Content Availability is Often Overstated
Airlines frequently suggest that their direct NDC APIs provide richer content than traditional channels. While technically true, this content is largely identical to what is already available through established marketplaces. The challenge arises because each airline’s direct connection only covers that specific carrier. Corporate travel managers would need to maintain dozens of separate integrations to access a comprehensive view of the market. Survey data indicates that 91% of agencies manage four or more booking systems, and three-quarters reported that the number of systems they operate has grown over the past three years. This fragmentation creates visibility gaps, making it difficult for organizations to fully optimize travel programs or monitor spend across suppliers.
Booking Experience for Corporate Travelers is Often Inconsistent
Another misconception is that direct connections provide a smoother, more modern booking experience. While some direct channels offer advanced visuals, bundled services, or ancillary options, the reality for corporate travelers is often inconsistent and cumbersome. Each airline develops its direct connect differently, resulting in varying booking processes, servicing standards, and support protocols. For corporate travelers, who often face complex itineraries, last-minute changes, and multiple supplier interactions, this inconsistency can cause disruptions, reduce operational efficiency, and create gaps in duty-of-care compliance.

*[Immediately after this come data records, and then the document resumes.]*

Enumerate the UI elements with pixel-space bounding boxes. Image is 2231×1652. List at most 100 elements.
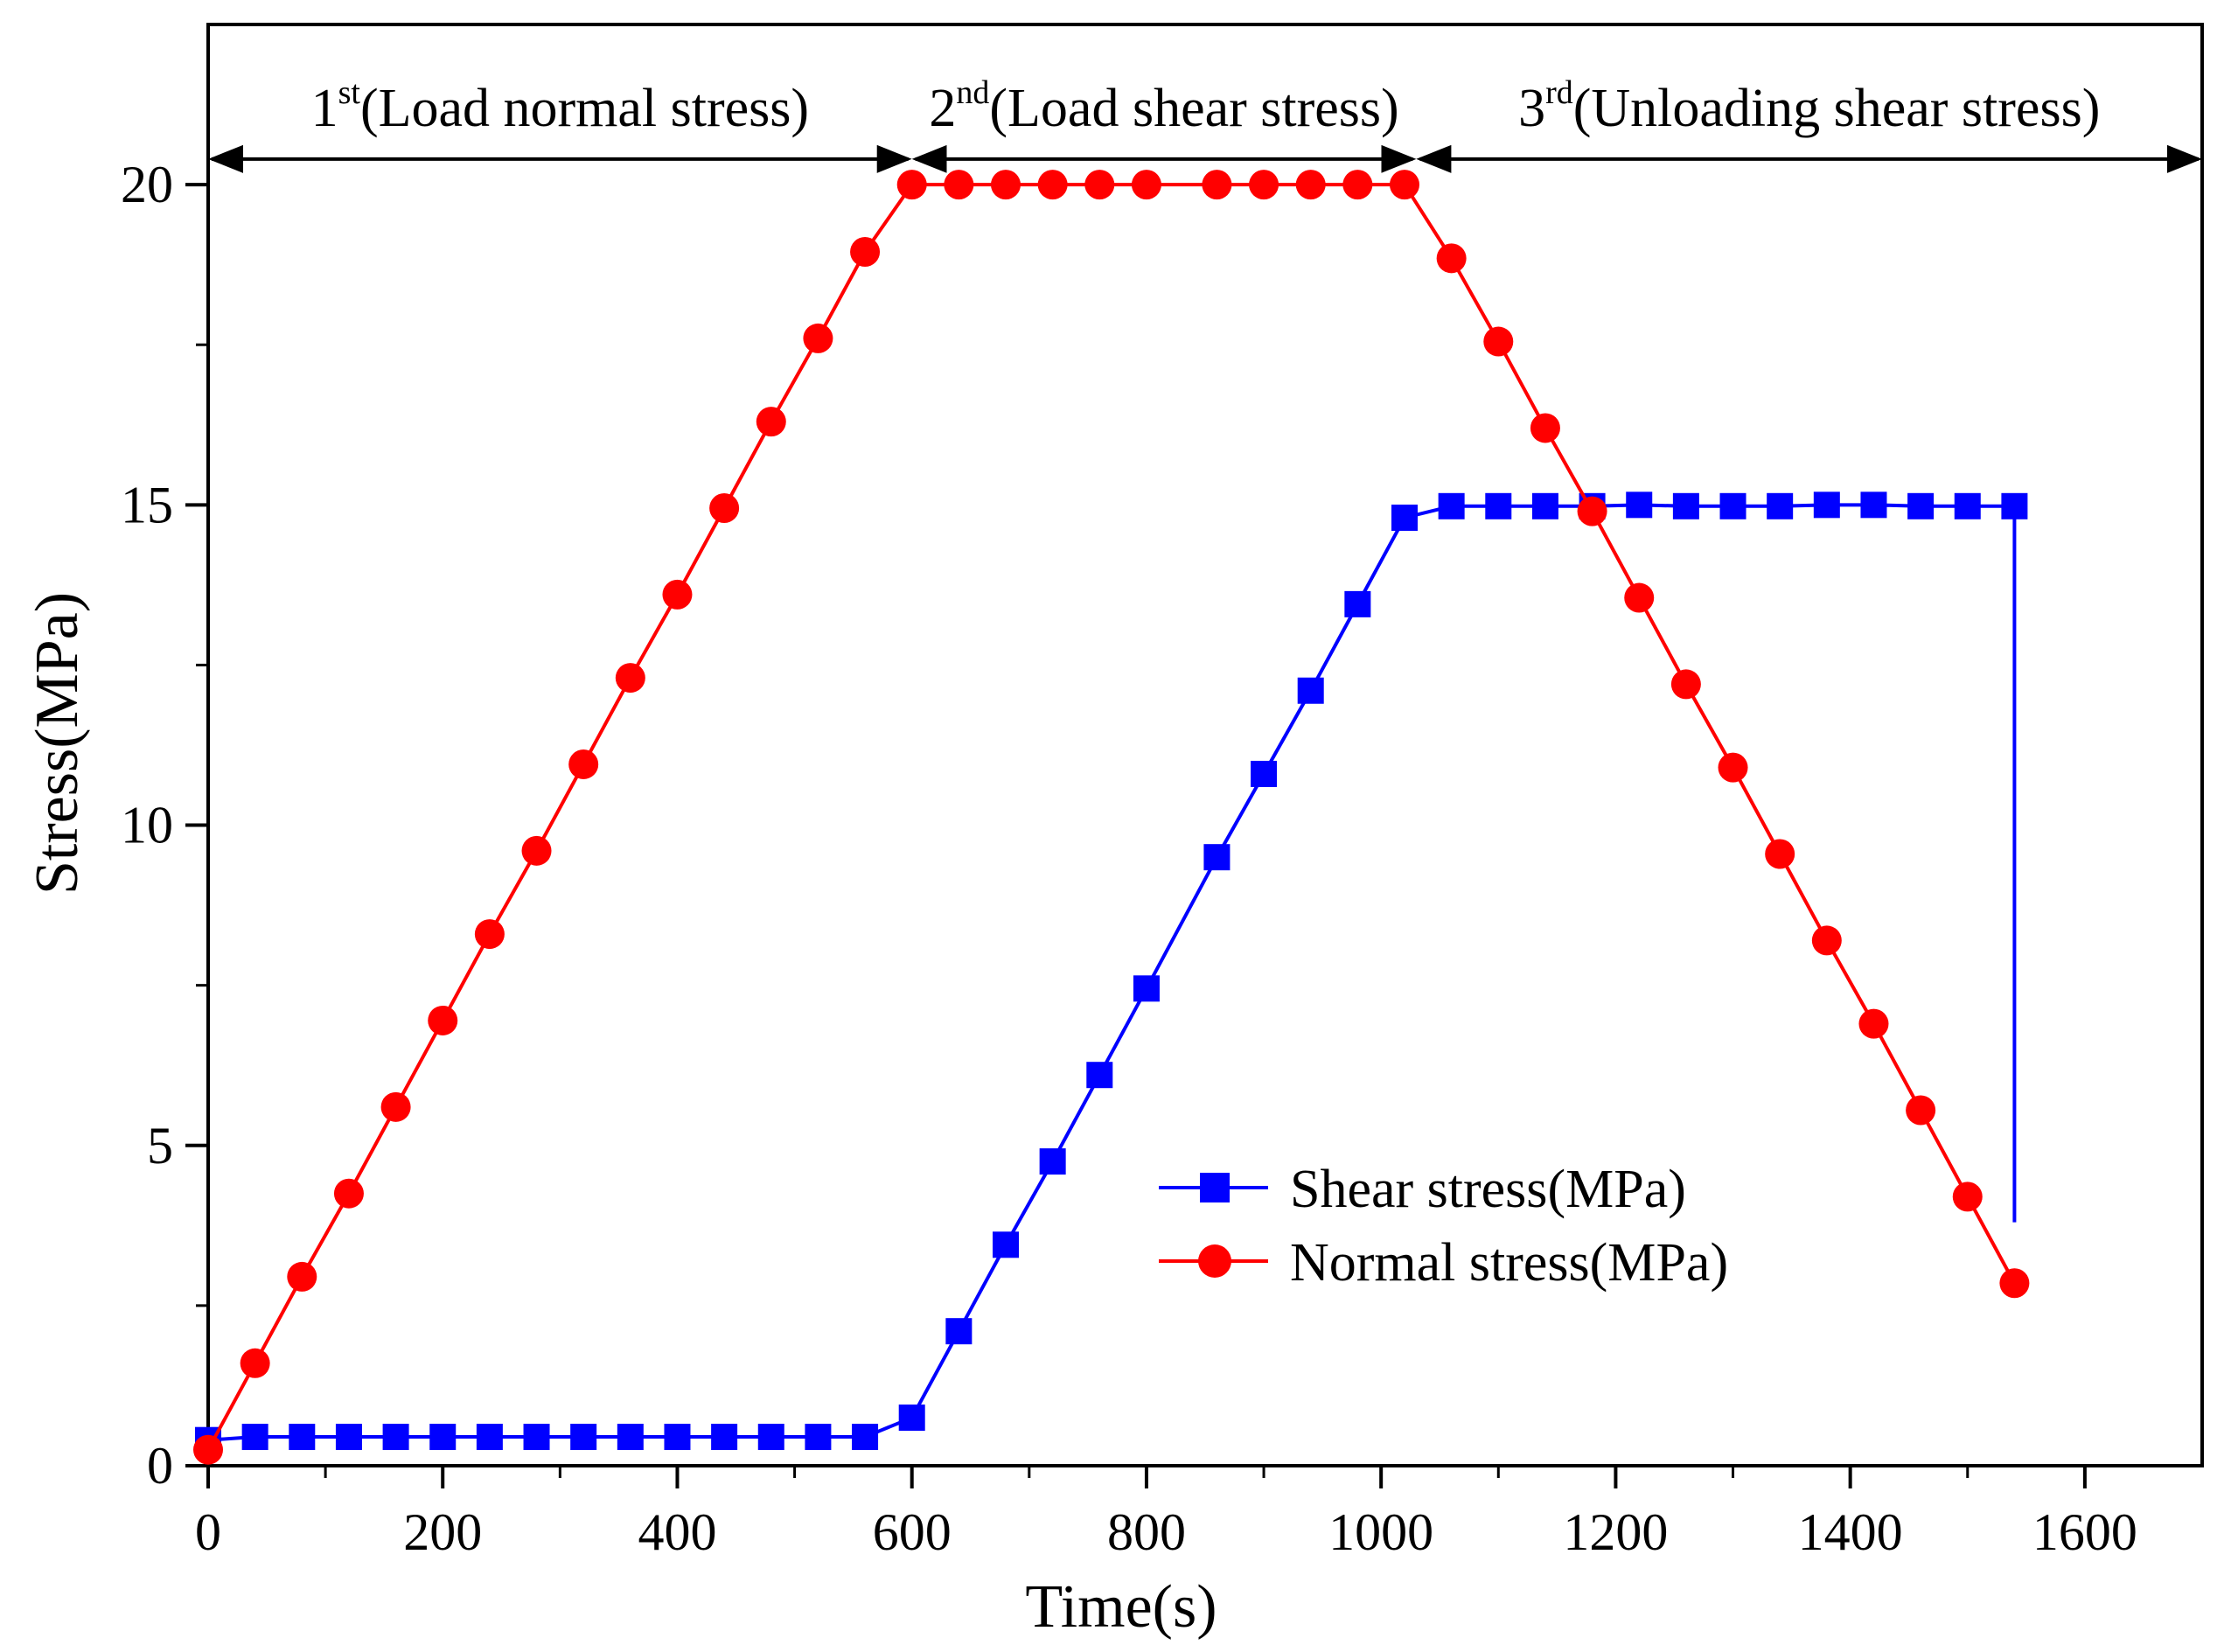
data-point [896,170,927,200]
data-point [993,1231,1019,1258]
data-point [803,323,833,353]
data-point [474,919,505,950]
data-point [1037,170,1068,200]
x-tick-label: 400 [638,1503,716,1561]
phase-ordinal: nd [956,74,989,111]
plot-frame [206,23,2204,1467]
data-point [1767,492,1794,519]
data-point [1344,590,1371,617]
legend-label: Normal stress(MPa) [1290,1233,1728,1293]
data-point [1813,491,1840,519]
data-point [757,1424,784,1451]
data-point [382,1424,409,1451]
data-point [428,1005,458,1035]
data-point [662,579,693,610]
phase-number: 1 [311,79,338,138]
data-point [756,407,786,437]
phase-ordinal: st [338,74,361,111]
data-point [193,1434,223,1465]
data-point [241,1424,268,1451]
y-tick-label: 10 [121,797,173,854]
data-point [944,170,974,200]
data-point [1297,677,1324,704]
data-point [1765,839,1795,869]
data-point [617,1424,644,1451]
data-point [1626,491,1653,519]
phase-label: 3rd(Unloading shear stress) [1518,74,2100,138]
phase-number: 2 [929,79,956,138]
data-point [1039,1148,1066,1175]
y-axis: 0 5 10 15 20 [121,156,208,1495]
x-tick-label: 0 [195,1503,221,1561]
data-point [1860,491,1887,519]
data-point [240,1348,270,1378]
data-point [1131,170,1161,200]
data-point [1954,492,1981,519]
data-point [1086,1062,1113,1089]
normal-stress-series [193,170,2030,1465]
data-point [287,1261,317,1292]
x-tick-label: 800 [1107,1503,1186,1561]
phase-annotations: 1st(Load normal stress) 2nd(Load shear st… [208,74,2202,173]
data-point [568,749,599,779]
data-point [333,1178,364,1209]
x-axis: 0 200 400 600 800 1000 1200 1400 1600 [195,1466,2137,1561]
y-tick-label: 20 [121,156,173,213]
phase-description: (Load normal stress) [360,79,809,138]
x-tick-label: 1400 [1798,1503,1903,1561]
data-point [1530,413,1560,443]
data-point [1436,243,1467,274]
data-point [1531,492,1558,519]
data-point [1483,326,1514,357]
data-point [1391,504,1418,531]
data-point [1485,492,1512,519]
data-point [852,1424,879,1451]
data-point [1390,170,1419,200]
data-point [1811,925,1842,956]
data-point [850,237,881,268]
x-axis-title: Time(s) [1025,1573,1217,1641]
x-tick-label: 1000 [1328,1503,1433,1561]
data-point [805,1424,832,1451]
data-point [1906,1095,1936,1126]
data-point [380,1091,411,1122]
data-point [335,1424,362,1451]
data-point [711,1424,738,1451]
data-point [1670,669,1701,700]
phase-label: 1st(Load normal stress) [311,74,809,138]
x-tick-label: 600 [873,1503,952,1561]
data-point [1718,752,1748,783]
data-point [664,1424,691,1451]
data-point [1719,492,1746,519]
data-point [1342,170,1373,200]
data-series [193,170,2030,1465]
data-point [615,663,645,694]
phase-ordinal: rd [1545,74,1573,111]
data-point [570,1424,597,1451]
x-tick-label: 1200 [1563,1503,1668,1561]
legend-marker-circle [1198,1244,1231,1278]
data-point [1203,844,1231,871]
y-tick-label: 15 [121,476,173,533]
phase-description: (Load shear stress) [989,79,1398,138]
data-point [991,170,1021,200]
data-point [523,1424,550,1451]
data-point [1907,492,1935,519]
data-point [1624,582,1655,613]
phase-number: 3 [1518,79,1545,138]
data-point [1133,975,1160,1002]
data-point [709,492,740,523]
x-tick-label: 1600 [2032,1503,2137,1561]
data-point [1577,496,1607,526]
data-point [1438,492,1465,519]
phase-label: 2nd(Load shear stress) [929,74,1398,138]
data-point [2001,492,2028,519]
data-point [289,1424,316,1451]
data-point [1251,760,1278,787]
data-point [1952,1181,1983,1212]
data-point [898,1405,925,1432]
data-point [1672,492,1699,519]
data-point [476,1424,503,1451]
data-point [945,1318,973,1345]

Scalability Remains a Significant Challenge
Airlines frequently promote direct connections as “future-ready” solutions, emphasizing their alignment with emerging technologies and AI-driven services. However, corporate travel operates at a massive scale, processing millions of searches, bookings, and itinerary adjustments daily. Individual airline connections struggle to meet these demands, and some carriers even limit results when search volumes exceed certain thresholds, leaving travelers without access to all available options. In contrast, cloud-native marketplaces are designed for scale, combining multiple direct connections with AI-infused algorithms, caching, and industry-wide content aggregation to ensure corporate travelers see competitive and comprehensive options in real time.

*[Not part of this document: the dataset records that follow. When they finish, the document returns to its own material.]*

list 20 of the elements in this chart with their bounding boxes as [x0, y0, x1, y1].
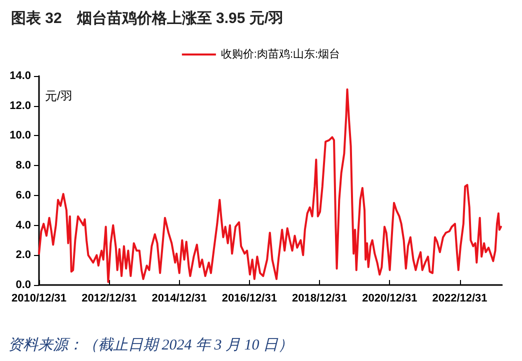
x-tick-label: 2016/12/31	[222, 292, 277, 304]
x-tick-label: 2022/12/31	[432, 292, 488, 304]
y-tick-label: 2.0	[16, 249, 31, 262]
x-tick-label: 2010/12/31	[11, 292, 67, 304]
y-tick-label: 0.0	[16, 279, 31, 291]
x-tick-label: 2018/12/31	[292, 292, 348, 304]
x-tick-label: 2020/12/31	[362, 292, 418, 304]
y-tick-label: 8.0	[16, 160, 31, 172]
y-tick-label: 6.0	[16, 189, 31, 202]
x-tick-label: 2012/12/31	[82, 292, 137, 304]
chart-title: 图表 32 烟台苗鸡价格上涨至 3.95 元/羽	[11, 10, 284, 27]
line-series	[38, 88, 502, 284]
x-tick-label: 2014/12/31	[152, 292, 207, 304]
y-tick-label: 14.0	[10, 70, 31, 82]
y-tick-label: 12.0	[10, 100, 31, 112]
y-tick-label: 4.0	[16, 219, 31, 232]
legend-label: 收购价:肉苗鸡:山东:烟台	[220, 48, 340, 60]
y-axis-title: 元/羽	[45, 89, 72, 103]
text: 资料来源：（截止日期 2024 年 3 月 10 日）	[8, 336, 293, 354]
y-tick-label: 10.0	[10, 130, 31, 142]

Marketplaces Provide Visibility, Consistency, and Control
The overarching insight from this analysis is clear: direct airline connections may appear attractive at first glance, but they often introduce hidden costs, complexity, and service fragmentation. Marketplaces offer the consistent visibility, comparability, and operational scale necessary for effective corporate travel management.
Modern corporate travel platforms consolidate content from 38 NDC airlines, over 150 low-cost carriers, 420+ EDIFACT carriers, more than two million lodging options, and 70+ car and rail providers. This centralized approach allows corporate buyers to access the full spectrum of travel options while maintaining control, transparency, and compliance, all in a single platform.
As business travel continues to evolve, organizations that rely solely on direct airline connections risk missing out on cost efficiencies, operational consistency, and a truly scalable solution. The evidence strongly favors integrated marketplaces that balance access, choice, and control, ensuring that corporate travel remains manageable, cost-effective, and reliable.
Data references are based on analysis conducted in June 2025, covering top U.S. airlines and representing over 117 million annual bookings. Survey of 500 senior travel agency executives was conducted globally across 14 countries between April 18 and April 30, 2025.